В жизни осталось немного вещей, которые могли бы меня пошатнуть, но этой я боялся по-настоящему. И, зная, что бесполезно, я все равно тащился куда-нибудь и к кому-нибудь. Необходимо было ухватиться за самый пустяковый разговор, соприкоснуться с чьими-то интересами, пусть чуждыми, но хоть на миг отвлекающими от самого себя; только ухватившись за эту соломинку, можно было выплыть из моей чудовищной засасывающей пустоты. Наверное, это и было той непонятной болезнью, вызывающей припадки чудовищного обморочного ужаса.
Но зайти было покуда, и я побрел по улице, щурясь на мокрые снежинки, вьющиеся у лица.
Я шел к отцу.
Я был еще жив.
6
По привычке я взглянул на часы и поразился тому, что всего шесть. Еще целая вечность оставалась до конца этого дня. А казалось, что с утра протекло много лет, будто со всей разящей силой — реальности я снова прожил свою жизнь. Сорок лет и один день — неизвестно, что далось трудней… Неизвестно, что больнее и гибельней: мгновение, пронзающее навылет, или долгая память о нем — боль старой воспаляющейся раны.
Как страшно жить на берегу реки, текущей вспять, как мучительно строить на ней мосты. Древние утверждали: ничто не принадлежит нам, одно только время — наше. Ах, эта дивная уверенность, что путь ваш однонаправлен и прям, словно широкая парадная лестница к вершине холма, где стоит золотой дворец счастья. Тогда и время, конечно, принадлежит вам. Но если вы не знаете или просто потеряли адрес того дворца и теперь плутаете в мокрых густых сумерках, то время уже не принадлежит вам, а вы принадлежите времени. И каждое мгновение вступает с вами врукопашную, и, поверженный мгновением, вы не должны просить о пощаде — ведь время наказывает даже тех, кто ошибается его же ошибками.
И по бывшей Кирочной, сорокалетний, я двигался во времени, расчерченном траекториями апрельских снежинок, грустно глазел на скобку ущербной луны над Таврическим садом и, семнадцатилетний, в майский акварельный полдень стоял у парапета Адмиралтейской набережной.

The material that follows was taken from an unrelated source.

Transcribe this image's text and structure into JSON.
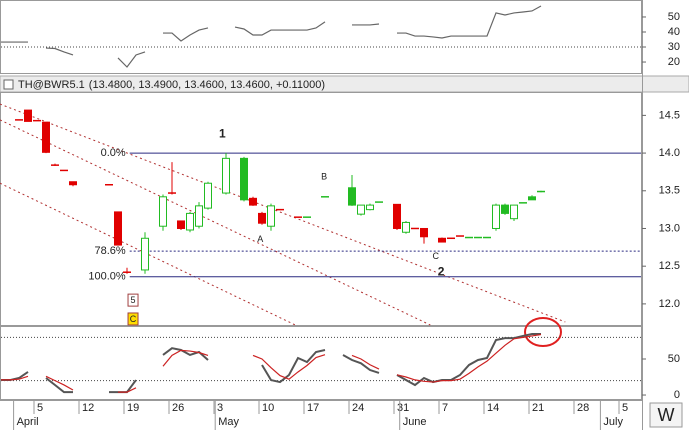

Было ветрено, и серовато-золотистая зыбь Невы пестрела мелкими белыми бляшками пены, освещенные бледным солнцем здания Кунсткамеры и Университета на том берегу своей холодноватой выверенной красотой угнетали душу, рождали ощущение мизерности и затерянности в этом величественно-черством, мучительно прекрасном городе, равнодушном к страдающим и неудачникам. С неюношеской смиренной болью смотрел я на свой родной город в тягостном предчувствии разлуки. И оттого, что я безразличен городу, что я его пасынок, становилось еще горше. Я стоял у парапета Адмиралтейской набережной, смотрел на свой родной город, на Ростральные колонны, подпирающие синеву, на старое золото петропавловского соборного шпиля, на плавный выгиб Дворцового моста и знал, что это прощанье. Я еще не представлял себе, что такое «восьмерка» и где она находится, но уже будто бы знал и предчувствовал бездонную крупитчатую глазурь полуденного неба над ней и чашечки мелких подрагивающих под ветром маков на клумбе посреди вытоптанного маленького плаца. Я уже чувствовал, что все это предстоит мне увидеть и пережить, потому что вчера меня наконец-то выгнали из школы. Наречие «наконец-то» я ввожу здесь, чтобы обозначить скорее отношение учителей и директора, чем мое собственное, к этому факту исключения. Хотя я и сам уже давно, с седьмого класса, предчувствовал, что меня выгонят, должны выгнать, но, в отличие от взрослых, не испытывал нетерпения, ожидая этого предустановленного судьбой события.
Теперь, через много лет, я понимаю, что причиной моих неурядиц был трудный характер. Как всякий ребенок, не избалованный семейным теплом, не испытывавший хоть какой-то гордости родителями, их положением, я был тайно раним и ущербен, и это толкало на диковатое самоутверждение в школе. Но чем больше числилось за мной разных некрасивых и подчас жестоких проступков, тем дороже становилась мне школа, — там я хотя бы что-то значил. Правда, значимость эта была отрицательной.